Vulnerability management has evolved tremendously in recent years, especially with automated monitoring systems providing continuous analysis of enterprise networks to effectively reduce risk.
Amid the current landscape and the shift to remote work policies due to COVID-19, organizations have undergone a rapid digital transformation to support business continuity. The adoption of new technologies such as cloud-based applications and IoT devices have introduced a myriad of vulnerabilities for malicious actors to exploit, and unfortunately, legacy vulnerability management tools are not able to provide organizations with the visibility or cyber-risk insights to protect this new array of asset types.
As a result, cybersecurity teams struggle with a lack of visibility into threats, endpoint devices, access privileges, and other essential security controls necessary for a robust cybersecurity posture. Without full visibility into their entire digital ecosystem, infosec teams cannot fully secure the assets on their networks or effectively prioritize the most serious threats.
There is a distinct relationship between clear visibility and effectively being able to report cyber risk. Below, I dive into how security professionals are still fighting the battle between effectively viewing serious threats and communicating cyber risk to company leadership.
Limited visibility remains top challenge
It is more and more challenging to keep track of the ever-growing number of non-traditional assets such as bring-your-own devices, IoT, mobile assets, and cloud services, and gaps in asset coverage are leaving cybersecurity leaders with more questions than answers. According to a recent study, the State of the Enterprise Security Posture Report, a majority of organizations (64%) lack confidence in the state of their security posture which is driven by inadequate visibility. Six in 10 organizations say that they are only aware of fewer than 75% of the devices on their network, with most claiming only spotty understanding of asset business criticality and categorization. What’s more, 46% of respondents find it hard to tell which vulnerabilities are real threats versus ones that will never be exploited.
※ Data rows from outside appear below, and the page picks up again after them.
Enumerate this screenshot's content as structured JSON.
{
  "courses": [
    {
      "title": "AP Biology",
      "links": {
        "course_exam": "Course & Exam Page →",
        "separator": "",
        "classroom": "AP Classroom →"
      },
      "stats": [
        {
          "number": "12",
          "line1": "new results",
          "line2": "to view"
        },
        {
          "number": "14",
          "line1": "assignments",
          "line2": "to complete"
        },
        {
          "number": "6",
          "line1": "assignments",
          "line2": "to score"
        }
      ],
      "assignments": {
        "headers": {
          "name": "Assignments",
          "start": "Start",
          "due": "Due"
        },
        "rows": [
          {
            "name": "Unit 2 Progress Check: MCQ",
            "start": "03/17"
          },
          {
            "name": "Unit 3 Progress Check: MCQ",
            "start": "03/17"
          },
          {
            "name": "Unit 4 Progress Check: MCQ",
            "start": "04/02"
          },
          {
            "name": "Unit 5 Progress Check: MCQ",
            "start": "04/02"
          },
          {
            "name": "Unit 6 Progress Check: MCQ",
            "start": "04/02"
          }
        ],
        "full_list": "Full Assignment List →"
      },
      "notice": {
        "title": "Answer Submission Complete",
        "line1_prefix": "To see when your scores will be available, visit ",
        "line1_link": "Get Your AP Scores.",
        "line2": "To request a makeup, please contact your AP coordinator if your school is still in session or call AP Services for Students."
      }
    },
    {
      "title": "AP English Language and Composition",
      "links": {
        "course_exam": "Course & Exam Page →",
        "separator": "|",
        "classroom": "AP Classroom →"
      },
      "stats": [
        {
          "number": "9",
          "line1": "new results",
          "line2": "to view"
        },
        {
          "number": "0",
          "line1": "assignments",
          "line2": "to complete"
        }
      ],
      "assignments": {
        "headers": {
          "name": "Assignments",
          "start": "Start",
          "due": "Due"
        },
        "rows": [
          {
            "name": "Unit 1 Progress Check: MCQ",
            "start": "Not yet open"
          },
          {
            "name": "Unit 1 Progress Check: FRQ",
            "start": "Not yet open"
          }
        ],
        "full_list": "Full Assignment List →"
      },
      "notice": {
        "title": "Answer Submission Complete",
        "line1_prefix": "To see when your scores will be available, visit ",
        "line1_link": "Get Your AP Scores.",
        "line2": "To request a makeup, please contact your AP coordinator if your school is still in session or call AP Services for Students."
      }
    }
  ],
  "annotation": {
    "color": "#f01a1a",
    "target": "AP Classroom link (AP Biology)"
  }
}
Constant visibility across all the devices and applications on a network, across the hundreds of attack vectors an organization is susceptible to, and across the risk associated with open vulnerabilities, continues to be a primary challenge for infosec teams. This lack of awareness makes it extremely difficult to improve security posture and extends to significant causes of concern for risk - especially when an organization is incapable of clearly viewing the critical threats that their organization faces.
A vast majority (89%) of organizations stated that the security threats of most concern are phishing, web, and ransomware attacks. However, when asked which risk areas that they have visibility into, less than half (48%) confirmed continuous visibility of phishing, web, and ransomware threats. This creates a massive disconnect between the identified biggest risk and visibility into that risk, which is of huge concern.
Phishing is a key driver of risk for organizations because once an internal user falls victim to phishing, the attacker can move laterally in the infrastructure to cause more destruction. Even more, this issue is exacerbated by the fact that 81% of organizations report users having too much access to privileged data. If privileged access to business-critical assets is not closely monitored, the likelihood of a massive breach grows substantially.
An organization is only as secure as its weakest link, and they cannot protect what they cannot see. Companies must gain full visibility into the threats affecting negligent users, and vulnerabilities around privileged user assets should be managed with high urgency and high priority. Steps should also be taken to limit access privileges where possible.
Breach risk prioritization and communication
Cybersecurity has taken on a central role in the enterprise, with infosec teams engaging with the C-suite and board members more than ever before. This has placed a larger burden on reporting requirements, particularly when attempting to explain risk and costs to executives. Yet, with the growing amount of security posture issues that Infosec leaders face, the burden is now heavier than ever, and board presentations are a major challenge.
Only a small minority (13%) of security leaders think that they “nailed” their last board or senior management presentation and that they presented relevant data in easily understood business language. Unfortunately, over half (52%) said that their board presentation only went okay, and that they felt as if they were able to get the point across but not able to secure the expected outcome.
To continue to do their jobs effectively and conduct successful board presentations, security teams say they need tools that can improve the reporting process. 25% feel they are inundated with far too many alerts to take action, and 1 in 5 believe they are unable to prioritize security issues by business criticality.
It is critical that cybersecurity leaders do not settle for “okay” board presentations. Successful board-level presentations stem from quantifiable risk metrics and intuitive visualizations that can easily be understand by a non-technical audience. Infosec professionals must focus on business objectives and help stakeholders understand the company's current cyber risk state, where it should be, and how the company can strengthen this state.
Board engagement coupled with the necessary tools
Cybersecurity is a critical role in the enterprise, and security leaders must know how to engage with leadership to better protect their organizations as they adapt to distributed work and adopt new technologies. Without the proper tools to effectively assess, monitor and communicate risk, infosec teams are limited in their ability to strengthen cybersecurity posture for the organization.
Fortunately, there are vulnerability management tools on the market today that provide organizations with continuous, comprehensive visibility into the highest risks, including not only where weaknesses or vulnerabilities exist, but also the likeliness of those weaknesses impacting the business. From there, prioritizing fixes for the riskiest issues will ensure maximum breach reduction and the most efficient security team possible.